5. Access Requests and Data Subject Rights
5.1 Data Subject Rights. Where applicable, and taking into account the nature of the Processing, Catalyst will use reasonable efforts to assist Subscriber by implementing appropriate technical and organizational measures, insofar as this is possible, for the fulfilment of Subscriber’s obligation to respond to requests for exercising Data Subject rights laid down in the Data Protection Laws.
6. Data Protection Impact Assessment and Prior Consultation
6.1 To the extent required under applicable Data Protection Laws, Catalyst will provide Subscriber with reasonably requested information regarding its Service to enable Subscriber to carry out data protection impact assessments or prior consultations with any Supervisory Authority, in each case solely in relation to Processing of Subscriber Personal Data and taking into account the nature of the Processing and information available to Catalyst.
7.1 Deletion or return of data. Subject to 7.2 below, Catalyst will, at Subscriber’s election and within 90 (ninety) days of the date of termination of the Agreement:
(a) make available for retrieval all Subscriber Personal Data Processed by Catalyst (and delete all other copies of Subscriber Personal Data Processed by Catalyst following such retrieval); or
(b) delete the Subscriber Personal Data Processed by us.
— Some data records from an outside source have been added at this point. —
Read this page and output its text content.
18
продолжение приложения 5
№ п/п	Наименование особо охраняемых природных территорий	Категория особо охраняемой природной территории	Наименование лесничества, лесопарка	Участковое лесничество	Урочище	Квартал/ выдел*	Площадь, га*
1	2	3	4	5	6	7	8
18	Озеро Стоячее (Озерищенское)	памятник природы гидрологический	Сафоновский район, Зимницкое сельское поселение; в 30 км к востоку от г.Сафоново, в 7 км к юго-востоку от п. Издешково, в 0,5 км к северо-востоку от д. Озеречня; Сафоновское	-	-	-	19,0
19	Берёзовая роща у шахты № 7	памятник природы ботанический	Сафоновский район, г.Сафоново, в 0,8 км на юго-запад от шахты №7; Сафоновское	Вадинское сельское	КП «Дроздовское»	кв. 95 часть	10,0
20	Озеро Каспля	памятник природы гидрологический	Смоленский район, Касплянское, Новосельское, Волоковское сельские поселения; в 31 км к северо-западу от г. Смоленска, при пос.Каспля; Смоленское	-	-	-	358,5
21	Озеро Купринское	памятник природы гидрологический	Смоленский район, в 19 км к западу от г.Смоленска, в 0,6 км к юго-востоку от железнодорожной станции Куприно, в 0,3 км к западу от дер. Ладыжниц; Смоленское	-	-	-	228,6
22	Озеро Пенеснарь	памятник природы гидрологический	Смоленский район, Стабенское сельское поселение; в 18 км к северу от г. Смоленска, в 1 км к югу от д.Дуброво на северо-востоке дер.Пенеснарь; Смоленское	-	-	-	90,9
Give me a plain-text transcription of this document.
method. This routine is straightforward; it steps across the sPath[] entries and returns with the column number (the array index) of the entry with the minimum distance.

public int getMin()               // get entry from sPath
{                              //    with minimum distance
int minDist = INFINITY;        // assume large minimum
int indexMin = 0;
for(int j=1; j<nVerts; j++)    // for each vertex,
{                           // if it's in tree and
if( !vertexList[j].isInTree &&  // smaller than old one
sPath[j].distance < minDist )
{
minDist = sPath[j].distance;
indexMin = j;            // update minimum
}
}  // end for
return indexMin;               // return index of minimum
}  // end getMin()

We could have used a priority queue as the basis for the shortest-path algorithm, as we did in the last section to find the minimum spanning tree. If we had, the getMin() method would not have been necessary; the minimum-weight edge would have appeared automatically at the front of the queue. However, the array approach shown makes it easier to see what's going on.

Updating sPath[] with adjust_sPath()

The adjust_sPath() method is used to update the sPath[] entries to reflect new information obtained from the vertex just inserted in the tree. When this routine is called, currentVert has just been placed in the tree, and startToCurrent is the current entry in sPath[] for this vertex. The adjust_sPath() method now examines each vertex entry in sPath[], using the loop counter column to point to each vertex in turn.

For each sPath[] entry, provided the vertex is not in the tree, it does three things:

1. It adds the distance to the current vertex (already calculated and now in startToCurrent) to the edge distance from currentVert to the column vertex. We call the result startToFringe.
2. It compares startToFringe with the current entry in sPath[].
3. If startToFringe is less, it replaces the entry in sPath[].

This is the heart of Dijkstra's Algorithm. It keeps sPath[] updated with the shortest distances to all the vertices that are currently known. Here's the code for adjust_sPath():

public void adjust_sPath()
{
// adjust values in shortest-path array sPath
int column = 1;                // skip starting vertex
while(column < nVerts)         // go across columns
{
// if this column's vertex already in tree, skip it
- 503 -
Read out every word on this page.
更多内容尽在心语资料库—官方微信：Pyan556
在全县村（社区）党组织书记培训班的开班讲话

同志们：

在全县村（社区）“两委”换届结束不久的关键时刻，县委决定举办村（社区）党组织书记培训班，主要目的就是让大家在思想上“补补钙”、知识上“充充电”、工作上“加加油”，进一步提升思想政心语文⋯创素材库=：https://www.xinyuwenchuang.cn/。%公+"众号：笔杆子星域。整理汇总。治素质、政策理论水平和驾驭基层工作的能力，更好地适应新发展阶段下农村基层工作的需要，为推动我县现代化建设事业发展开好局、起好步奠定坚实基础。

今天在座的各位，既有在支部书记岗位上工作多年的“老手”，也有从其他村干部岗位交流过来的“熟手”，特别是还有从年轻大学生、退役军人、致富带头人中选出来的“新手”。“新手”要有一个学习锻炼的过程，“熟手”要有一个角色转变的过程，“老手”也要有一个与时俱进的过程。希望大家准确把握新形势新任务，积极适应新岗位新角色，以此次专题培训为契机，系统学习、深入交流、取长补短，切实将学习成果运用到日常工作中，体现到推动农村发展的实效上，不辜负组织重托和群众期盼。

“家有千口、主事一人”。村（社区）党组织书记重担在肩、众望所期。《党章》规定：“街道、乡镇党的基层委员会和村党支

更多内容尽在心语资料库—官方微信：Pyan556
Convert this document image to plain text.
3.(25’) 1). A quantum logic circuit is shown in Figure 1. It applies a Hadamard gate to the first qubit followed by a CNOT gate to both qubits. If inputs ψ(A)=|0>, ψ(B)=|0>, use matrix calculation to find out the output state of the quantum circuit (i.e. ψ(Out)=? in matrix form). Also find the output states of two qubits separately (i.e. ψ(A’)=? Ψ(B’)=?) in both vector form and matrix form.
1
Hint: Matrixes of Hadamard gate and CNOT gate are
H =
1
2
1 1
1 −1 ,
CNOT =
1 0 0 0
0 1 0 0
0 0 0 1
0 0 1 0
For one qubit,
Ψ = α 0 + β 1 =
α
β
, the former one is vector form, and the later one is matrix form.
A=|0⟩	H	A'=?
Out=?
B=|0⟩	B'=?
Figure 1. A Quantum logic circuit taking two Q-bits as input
7.2 Catalyst and its Subprocessors may retain Subscriber Personal Data to the extent required by applicable laws and only to the extent and for such period as required by applicable laws and always provided that Catalyst ensures the confidentiality of all such Subscriber Personal Data and shall ensure that such Subscriber Personal Data is only Processed as necessary for the purpose(s) specified in the applicable laws requiring its storage and for no other purpose.
8. Governing law
8.1 This DPA shall be governed by, and construed in accordance with the laws of Arizona, U.S.A. Each of the parties irrevocably submits for all purposes (including any non-contractual disputes or claims) to venue in Pima County, Arizona, U.S.A.
Details of the Processing of Subscriber Personal Data
This Annex includes certain details of the processing of Subscriber Personal Data as required by Article 28(3) of the GDPR.
Subject matter and duration of the Processing of Subscriber Personal Data
The subject matter and duration of the Processing of the Subscriber Personal Data are set out in the Agreement and this DPA.
The nature and purpose of the Processing of Subscriber Personal Data
The Subscriber Personal Data will be subject to the following basic processing activities: transmitting, collecting, storing and analyzing data in order to provide the Service to the Subscriber, and any other activities related to the provision of the Service or specified in the Agreement.
The types of Subscriber Personal Data to be processed
The Subscriber Personal Data concern the following categories of data: names; email addresses; personal and professional information; and any other personal data provided by the Subscriber in connection with its use of the Service.
The categories of data subject to whom the Subscriber Personal Data relates
Any categories of individuals whose data the Subscriber extracts, transfers, and/or loads onto the Service, which may include but is not limited to:
- Registered Clients; and
- Past, present and prospective clients, business relationship contacts, and outside counsel contacts of the Subscriber.
The obligations and rights of the Subscriber
The obligations and rights of the Subscriber are as set out in this DPA.